Three of the spacecraft’s four reaction wheels failed during the mission, forcing engineers to devise a new way to control the probe’s pointing with a combination of momentum wheels and hydrazine-fueled thrusters. The spinning gyro-like wheels are designed to change their spin rate to pivot the spacecraft.
With the failure of a third reaction wheel last year, Dawn started consuming more hydrazine fuel for pointing control. The probe launched with around 100 pounds (45 kilograms) of hydrazine to feed its thrusters.
Dawn’s enduring legacy
Rayman said Dawn’s mission of exploration will leave an enduring scientific and engineering legacy.
“In science, it’s the unveiling of two of the last uncharted worlds in the inner solar system,” Rayman said. “Vesta and Ceres are the two largest bodies between Mars and Jupiter, and prior to the Dawn mission, Ceres was the largest object between the sun and Pluto that a spacecraft had not yet visited.

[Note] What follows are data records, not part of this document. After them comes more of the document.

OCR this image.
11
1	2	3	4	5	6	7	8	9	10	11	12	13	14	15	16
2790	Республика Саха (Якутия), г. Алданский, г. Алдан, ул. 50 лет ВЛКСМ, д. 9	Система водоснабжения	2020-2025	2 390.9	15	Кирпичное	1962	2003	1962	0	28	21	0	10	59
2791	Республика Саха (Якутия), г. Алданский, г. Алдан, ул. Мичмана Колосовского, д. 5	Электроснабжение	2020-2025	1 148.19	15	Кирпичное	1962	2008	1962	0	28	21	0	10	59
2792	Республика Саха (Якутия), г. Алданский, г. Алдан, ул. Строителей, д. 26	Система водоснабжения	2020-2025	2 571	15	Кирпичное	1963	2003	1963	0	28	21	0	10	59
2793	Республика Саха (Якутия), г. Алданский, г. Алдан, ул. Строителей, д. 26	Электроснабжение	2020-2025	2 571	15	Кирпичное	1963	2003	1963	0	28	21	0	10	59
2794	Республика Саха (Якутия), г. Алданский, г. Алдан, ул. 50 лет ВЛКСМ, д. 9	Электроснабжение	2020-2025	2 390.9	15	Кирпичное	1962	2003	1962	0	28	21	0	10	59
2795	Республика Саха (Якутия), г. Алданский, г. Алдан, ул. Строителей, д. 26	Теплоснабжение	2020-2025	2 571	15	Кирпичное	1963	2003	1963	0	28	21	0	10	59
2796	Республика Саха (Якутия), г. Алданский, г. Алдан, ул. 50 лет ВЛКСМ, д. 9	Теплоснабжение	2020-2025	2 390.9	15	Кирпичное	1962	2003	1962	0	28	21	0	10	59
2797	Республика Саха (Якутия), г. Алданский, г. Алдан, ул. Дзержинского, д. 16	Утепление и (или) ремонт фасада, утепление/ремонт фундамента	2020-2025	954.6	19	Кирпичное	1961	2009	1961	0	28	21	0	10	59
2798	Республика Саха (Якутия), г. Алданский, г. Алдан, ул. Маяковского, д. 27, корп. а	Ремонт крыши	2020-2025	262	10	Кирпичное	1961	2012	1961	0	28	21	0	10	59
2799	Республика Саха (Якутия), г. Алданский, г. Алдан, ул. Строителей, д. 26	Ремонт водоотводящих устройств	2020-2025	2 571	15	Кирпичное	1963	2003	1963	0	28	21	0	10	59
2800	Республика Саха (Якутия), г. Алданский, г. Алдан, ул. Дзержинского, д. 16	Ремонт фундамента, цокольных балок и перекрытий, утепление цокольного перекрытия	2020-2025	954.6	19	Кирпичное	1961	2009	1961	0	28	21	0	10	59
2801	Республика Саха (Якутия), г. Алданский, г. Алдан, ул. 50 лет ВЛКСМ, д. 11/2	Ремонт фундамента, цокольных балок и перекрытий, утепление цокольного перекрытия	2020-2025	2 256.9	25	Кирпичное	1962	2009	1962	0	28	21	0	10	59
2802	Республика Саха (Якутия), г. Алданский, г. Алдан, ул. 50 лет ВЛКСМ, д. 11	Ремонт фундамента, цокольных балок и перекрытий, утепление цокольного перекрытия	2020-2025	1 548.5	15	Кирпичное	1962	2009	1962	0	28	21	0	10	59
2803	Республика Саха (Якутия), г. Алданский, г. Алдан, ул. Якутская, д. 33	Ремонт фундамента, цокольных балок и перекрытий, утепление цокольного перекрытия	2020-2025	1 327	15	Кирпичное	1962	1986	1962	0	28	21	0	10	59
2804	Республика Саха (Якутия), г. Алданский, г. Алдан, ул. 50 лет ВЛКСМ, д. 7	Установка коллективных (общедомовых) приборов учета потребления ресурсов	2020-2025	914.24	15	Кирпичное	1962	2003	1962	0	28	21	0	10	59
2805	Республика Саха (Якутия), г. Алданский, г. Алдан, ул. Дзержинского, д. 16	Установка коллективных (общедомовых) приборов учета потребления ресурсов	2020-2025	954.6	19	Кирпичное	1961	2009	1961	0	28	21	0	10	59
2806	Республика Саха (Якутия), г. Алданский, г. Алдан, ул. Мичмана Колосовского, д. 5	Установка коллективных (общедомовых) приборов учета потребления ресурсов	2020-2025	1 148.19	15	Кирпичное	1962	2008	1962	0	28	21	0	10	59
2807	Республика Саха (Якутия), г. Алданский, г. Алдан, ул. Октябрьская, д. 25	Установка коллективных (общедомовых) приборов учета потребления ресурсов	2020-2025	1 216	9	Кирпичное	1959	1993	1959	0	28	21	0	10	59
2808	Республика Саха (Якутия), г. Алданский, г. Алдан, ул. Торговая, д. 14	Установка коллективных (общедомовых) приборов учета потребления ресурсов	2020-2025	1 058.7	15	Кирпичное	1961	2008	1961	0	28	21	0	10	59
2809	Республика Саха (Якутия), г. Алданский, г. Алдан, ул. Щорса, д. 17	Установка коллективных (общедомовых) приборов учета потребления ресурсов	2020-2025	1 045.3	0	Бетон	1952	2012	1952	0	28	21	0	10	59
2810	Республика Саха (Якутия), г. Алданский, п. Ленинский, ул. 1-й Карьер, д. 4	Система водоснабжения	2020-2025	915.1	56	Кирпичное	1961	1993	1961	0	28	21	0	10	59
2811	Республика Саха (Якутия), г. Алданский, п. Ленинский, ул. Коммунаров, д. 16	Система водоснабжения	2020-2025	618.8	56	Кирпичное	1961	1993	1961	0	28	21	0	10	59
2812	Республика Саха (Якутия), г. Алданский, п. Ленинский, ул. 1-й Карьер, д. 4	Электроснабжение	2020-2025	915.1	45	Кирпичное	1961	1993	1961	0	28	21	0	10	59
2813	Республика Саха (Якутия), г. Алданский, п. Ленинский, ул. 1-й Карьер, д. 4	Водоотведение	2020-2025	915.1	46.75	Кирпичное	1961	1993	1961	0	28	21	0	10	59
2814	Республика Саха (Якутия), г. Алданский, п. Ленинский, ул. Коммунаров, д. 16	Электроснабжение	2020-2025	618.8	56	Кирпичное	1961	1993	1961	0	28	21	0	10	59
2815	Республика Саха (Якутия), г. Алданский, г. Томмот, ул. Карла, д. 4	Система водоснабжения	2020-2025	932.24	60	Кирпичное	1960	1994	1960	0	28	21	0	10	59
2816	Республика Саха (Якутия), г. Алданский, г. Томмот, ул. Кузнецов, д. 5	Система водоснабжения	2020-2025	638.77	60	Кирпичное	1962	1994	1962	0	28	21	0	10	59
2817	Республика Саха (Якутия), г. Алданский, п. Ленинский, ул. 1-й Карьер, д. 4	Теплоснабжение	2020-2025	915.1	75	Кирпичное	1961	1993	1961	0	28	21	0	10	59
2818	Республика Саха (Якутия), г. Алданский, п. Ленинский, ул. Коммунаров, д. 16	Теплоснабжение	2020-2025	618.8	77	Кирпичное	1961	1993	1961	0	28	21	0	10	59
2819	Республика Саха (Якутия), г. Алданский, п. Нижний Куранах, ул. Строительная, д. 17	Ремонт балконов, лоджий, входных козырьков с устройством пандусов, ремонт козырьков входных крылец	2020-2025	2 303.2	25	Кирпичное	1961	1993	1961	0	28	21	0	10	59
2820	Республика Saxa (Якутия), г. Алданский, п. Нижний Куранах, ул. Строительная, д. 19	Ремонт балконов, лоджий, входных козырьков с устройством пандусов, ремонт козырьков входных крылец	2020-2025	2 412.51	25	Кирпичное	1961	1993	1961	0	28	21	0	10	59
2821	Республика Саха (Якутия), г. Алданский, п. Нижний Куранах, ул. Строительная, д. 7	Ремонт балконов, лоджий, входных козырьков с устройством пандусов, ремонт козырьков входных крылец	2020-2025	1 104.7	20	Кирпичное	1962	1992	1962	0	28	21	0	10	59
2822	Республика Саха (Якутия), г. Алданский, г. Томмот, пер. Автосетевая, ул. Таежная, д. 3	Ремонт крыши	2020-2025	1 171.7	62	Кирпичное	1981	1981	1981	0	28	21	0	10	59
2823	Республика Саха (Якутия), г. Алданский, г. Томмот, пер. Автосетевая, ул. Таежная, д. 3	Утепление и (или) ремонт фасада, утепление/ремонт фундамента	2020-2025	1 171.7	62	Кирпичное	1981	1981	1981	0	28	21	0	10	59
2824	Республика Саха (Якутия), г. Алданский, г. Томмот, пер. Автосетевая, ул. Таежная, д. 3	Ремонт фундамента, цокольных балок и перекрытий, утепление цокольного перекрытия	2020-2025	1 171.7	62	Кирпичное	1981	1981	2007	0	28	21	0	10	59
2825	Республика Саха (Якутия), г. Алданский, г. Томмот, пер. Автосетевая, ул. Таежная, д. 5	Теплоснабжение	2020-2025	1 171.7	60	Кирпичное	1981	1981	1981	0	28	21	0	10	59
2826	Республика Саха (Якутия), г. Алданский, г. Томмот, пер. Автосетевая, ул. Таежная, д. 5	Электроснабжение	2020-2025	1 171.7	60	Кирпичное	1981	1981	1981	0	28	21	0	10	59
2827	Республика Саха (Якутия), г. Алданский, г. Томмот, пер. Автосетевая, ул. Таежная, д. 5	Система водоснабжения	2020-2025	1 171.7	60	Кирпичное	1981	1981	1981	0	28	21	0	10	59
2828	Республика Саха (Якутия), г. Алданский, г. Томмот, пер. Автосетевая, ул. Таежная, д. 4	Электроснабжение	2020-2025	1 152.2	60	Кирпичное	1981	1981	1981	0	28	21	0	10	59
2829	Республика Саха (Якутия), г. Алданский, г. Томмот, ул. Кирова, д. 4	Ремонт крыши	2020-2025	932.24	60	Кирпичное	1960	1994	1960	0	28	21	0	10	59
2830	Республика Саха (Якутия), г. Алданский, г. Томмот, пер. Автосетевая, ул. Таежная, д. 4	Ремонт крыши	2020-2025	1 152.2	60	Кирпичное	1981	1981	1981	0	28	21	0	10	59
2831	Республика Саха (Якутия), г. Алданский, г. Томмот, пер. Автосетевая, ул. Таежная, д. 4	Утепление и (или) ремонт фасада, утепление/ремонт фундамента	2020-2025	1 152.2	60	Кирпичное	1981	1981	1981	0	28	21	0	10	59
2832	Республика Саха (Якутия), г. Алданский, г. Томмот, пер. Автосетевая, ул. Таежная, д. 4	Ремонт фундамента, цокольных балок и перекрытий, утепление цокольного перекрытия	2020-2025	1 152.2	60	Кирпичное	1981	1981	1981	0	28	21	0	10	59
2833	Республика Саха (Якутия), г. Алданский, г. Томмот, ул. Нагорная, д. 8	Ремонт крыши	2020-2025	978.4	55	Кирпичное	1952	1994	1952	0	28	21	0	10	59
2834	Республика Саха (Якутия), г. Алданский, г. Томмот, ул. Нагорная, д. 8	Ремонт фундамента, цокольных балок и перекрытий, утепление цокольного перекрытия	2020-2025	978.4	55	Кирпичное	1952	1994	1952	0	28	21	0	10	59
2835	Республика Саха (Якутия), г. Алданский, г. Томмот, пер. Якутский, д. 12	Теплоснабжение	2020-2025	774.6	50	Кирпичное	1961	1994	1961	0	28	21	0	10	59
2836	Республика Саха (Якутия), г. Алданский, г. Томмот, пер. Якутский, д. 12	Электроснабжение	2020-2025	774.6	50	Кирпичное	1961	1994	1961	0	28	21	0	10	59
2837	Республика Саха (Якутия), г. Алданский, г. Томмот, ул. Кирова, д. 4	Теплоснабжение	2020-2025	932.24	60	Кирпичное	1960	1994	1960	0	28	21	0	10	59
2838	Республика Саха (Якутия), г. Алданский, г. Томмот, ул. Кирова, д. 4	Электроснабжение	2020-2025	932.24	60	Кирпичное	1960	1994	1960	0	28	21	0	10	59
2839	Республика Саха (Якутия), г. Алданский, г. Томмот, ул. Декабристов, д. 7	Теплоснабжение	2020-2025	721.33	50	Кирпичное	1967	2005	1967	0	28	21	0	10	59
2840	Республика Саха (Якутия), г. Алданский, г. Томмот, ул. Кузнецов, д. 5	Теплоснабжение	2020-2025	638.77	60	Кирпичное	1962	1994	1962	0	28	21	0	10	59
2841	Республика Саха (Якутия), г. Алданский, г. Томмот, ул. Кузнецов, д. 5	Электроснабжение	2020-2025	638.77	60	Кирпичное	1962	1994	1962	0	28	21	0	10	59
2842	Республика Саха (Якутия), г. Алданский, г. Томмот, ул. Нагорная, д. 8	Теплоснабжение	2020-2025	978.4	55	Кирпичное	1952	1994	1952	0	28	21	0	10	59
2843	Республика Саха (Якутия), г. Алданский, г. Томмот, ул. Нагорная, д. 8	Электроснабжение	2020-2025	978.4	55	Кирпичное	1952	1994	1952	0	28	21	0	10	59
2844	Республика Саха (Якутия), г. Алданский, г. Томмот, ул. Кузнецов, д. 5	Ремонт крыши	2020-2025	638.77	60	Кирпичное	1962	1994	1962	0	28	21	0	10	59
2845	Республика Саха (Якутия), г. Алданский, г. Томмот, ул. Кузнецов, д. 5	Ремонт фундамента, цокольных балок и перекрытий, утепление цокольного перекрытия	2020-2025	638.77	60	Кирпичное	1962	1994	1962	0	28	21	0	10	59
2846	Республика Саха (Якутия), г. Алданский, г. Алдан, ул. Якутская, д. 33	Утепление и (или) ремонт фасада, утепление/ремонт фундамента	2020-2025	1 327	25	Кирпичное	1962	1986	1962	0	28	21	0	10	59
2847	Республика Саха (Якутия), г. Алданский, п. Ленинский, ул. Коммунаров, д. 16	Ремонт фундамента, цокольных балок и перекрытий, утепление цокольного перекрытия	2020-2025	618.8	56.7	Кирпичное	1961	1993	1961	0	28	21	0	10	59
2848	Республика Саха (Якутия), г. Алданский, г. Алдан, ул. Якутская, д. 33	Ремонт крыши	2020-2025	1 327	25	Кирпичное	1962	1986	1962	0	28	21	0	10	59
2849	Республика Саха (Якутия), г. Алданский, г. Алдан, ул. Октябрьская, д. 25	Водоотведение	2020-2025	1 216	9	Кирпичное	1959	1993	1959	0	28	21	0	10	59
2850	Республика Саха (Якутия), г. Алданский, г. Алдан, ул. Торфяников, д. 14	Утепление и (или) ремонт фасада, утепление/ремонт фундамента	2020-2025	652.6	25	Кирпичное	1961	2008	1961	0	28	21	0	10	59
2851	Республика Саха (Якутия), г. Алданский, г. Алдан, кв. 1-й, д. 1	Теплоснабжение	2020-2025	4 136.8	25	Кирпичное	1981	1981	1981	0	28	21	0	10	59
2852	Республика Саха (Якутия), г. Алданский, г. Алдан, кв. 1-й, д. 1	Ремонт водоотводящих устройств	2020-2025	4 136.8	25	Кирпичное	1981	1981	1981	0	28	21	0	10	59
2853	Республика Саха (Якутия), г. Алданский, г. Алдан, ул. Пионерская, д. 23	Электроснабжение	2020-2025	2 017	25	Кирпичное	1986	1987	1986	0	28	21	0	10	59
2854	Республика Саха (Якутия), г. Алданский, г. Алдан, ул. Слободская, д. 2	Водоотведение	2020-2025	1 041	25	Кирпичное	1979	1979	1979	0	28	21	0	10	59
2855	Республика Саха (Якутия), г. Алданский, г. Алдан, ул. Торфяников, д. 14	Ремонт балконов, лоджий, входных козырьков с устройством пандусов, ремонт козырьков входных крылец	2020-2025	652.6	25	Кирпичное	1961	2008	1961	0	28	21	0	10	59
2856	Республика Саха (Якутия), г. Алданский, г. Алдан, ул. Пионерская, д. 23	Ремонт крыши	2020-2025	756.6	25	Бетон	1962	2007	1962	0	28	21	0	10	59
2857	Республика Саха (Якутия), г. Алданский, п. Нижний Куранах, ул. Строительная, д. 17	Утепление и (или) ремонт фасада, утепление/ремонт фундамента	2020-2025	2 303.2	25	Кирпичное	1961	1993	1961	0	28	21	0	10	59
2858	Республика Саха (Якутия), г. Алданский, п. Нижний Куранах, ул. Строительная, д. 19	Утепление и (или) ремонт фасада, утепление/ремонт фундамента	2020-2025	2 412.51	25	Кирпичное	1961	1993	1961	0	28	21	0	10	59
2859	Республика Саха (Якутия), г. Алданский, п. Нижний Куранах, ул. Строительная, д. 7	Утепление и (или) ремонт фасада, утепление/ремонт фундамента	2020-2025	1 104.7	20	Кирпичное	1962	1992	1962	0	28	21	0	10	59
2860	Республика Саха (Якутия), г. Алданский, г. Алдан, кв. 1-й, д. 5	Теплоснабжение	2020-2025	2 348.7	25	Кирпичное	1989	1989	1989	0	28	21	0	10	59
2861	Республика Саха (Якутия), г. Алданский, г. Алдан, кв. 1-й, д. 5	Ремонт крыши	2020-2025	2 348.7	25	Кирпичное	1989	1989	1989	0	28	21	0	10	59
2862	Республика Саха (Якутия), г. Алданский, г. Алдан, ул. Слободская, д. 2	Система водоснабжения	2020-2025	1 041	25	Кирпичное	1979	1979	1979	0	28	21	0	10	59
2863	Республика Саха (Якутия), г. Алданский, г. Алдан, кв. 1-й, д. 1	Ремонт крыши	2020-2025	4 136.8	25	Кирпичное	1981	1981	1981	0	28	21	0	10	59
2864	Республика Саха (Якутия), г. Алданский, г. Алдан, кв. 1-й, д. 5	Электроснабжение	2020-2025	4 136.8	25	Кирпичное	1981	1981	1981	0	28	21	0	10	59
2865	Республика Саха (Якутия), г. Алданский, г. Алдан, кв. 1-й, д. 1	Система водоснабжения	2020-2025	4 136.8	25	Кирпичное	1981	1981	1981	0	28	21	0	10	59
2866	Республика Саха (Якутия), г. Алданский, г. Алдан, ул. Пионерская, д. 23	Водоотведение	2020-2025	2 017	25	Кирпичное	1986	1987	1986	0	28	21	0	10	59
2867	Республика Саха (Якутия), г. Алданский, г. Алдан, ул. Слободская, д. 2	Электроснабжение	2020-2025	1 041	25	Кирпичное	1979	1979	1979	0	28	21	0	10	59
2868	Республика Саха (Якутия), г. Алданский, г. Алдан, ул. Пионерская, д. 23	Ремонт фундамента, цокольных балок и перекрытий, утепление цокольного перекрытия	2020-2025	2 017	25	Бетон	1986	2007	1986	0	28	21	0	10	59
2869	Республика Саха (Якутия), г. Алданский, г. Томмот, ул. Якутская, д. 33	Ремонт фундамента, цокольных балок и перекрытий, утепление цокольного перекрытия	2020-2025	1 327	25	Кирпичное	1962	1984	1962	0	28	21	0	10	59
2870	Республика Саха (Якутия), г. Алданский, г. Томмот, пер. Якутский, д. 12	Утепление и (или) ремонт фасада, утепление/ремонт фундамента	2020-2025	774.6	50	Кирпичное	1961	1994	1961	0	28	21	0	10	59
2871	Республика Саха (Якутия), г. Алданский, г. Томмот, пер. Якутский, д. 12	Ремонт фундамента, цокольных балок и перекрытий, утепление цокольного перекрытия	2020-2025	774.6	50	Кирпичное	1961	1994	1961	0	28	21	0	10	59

“The main asteroid belt has truly millions of objects in it, and yet 45 percent of that total mass is contained in Vesta and Ceres, which Dawn singlehandedly explored,” Rayman said. “I think that’s pretty impressive, and it showed us that Vesta is not just an asteroid like the others. A lot of people call it a big rock or something like that. Geologically, it’s more closely related to the terrestrial plants, one of which right underneath our feet. It’s got a dense iron-nickel core surrounded by a mantle, surrounded by a crust, and it’s more akin to the terrestrial planets than it is to the rocks we think of as asteroids.”
Dawn carried three ion engines to push the spacecraft around the solar system, setting a record for the longest run time on a plasma propulsion system in space.
Using a combination of xenon fuel and electrical power to generate low levels of thrust, ion engines are not as powerful as conventional thrusters, but they produce more of an impulse over time, providing a leap in fuel efficiency for space missions.
Dawn’s ion propulsion system took four days to accelerate the spacecraft by 60 mph (96 kilometers per hour), but the probe thrust with its ion engines for 5.9 years of cumulative operation, changing the craft’s velocity by 25,700 mph (41,400 kilometers) over the course of its mission.
That capability enabled Dawn to become the first spacecraft to orbit two solar system destinations outside of the Earth and the moon.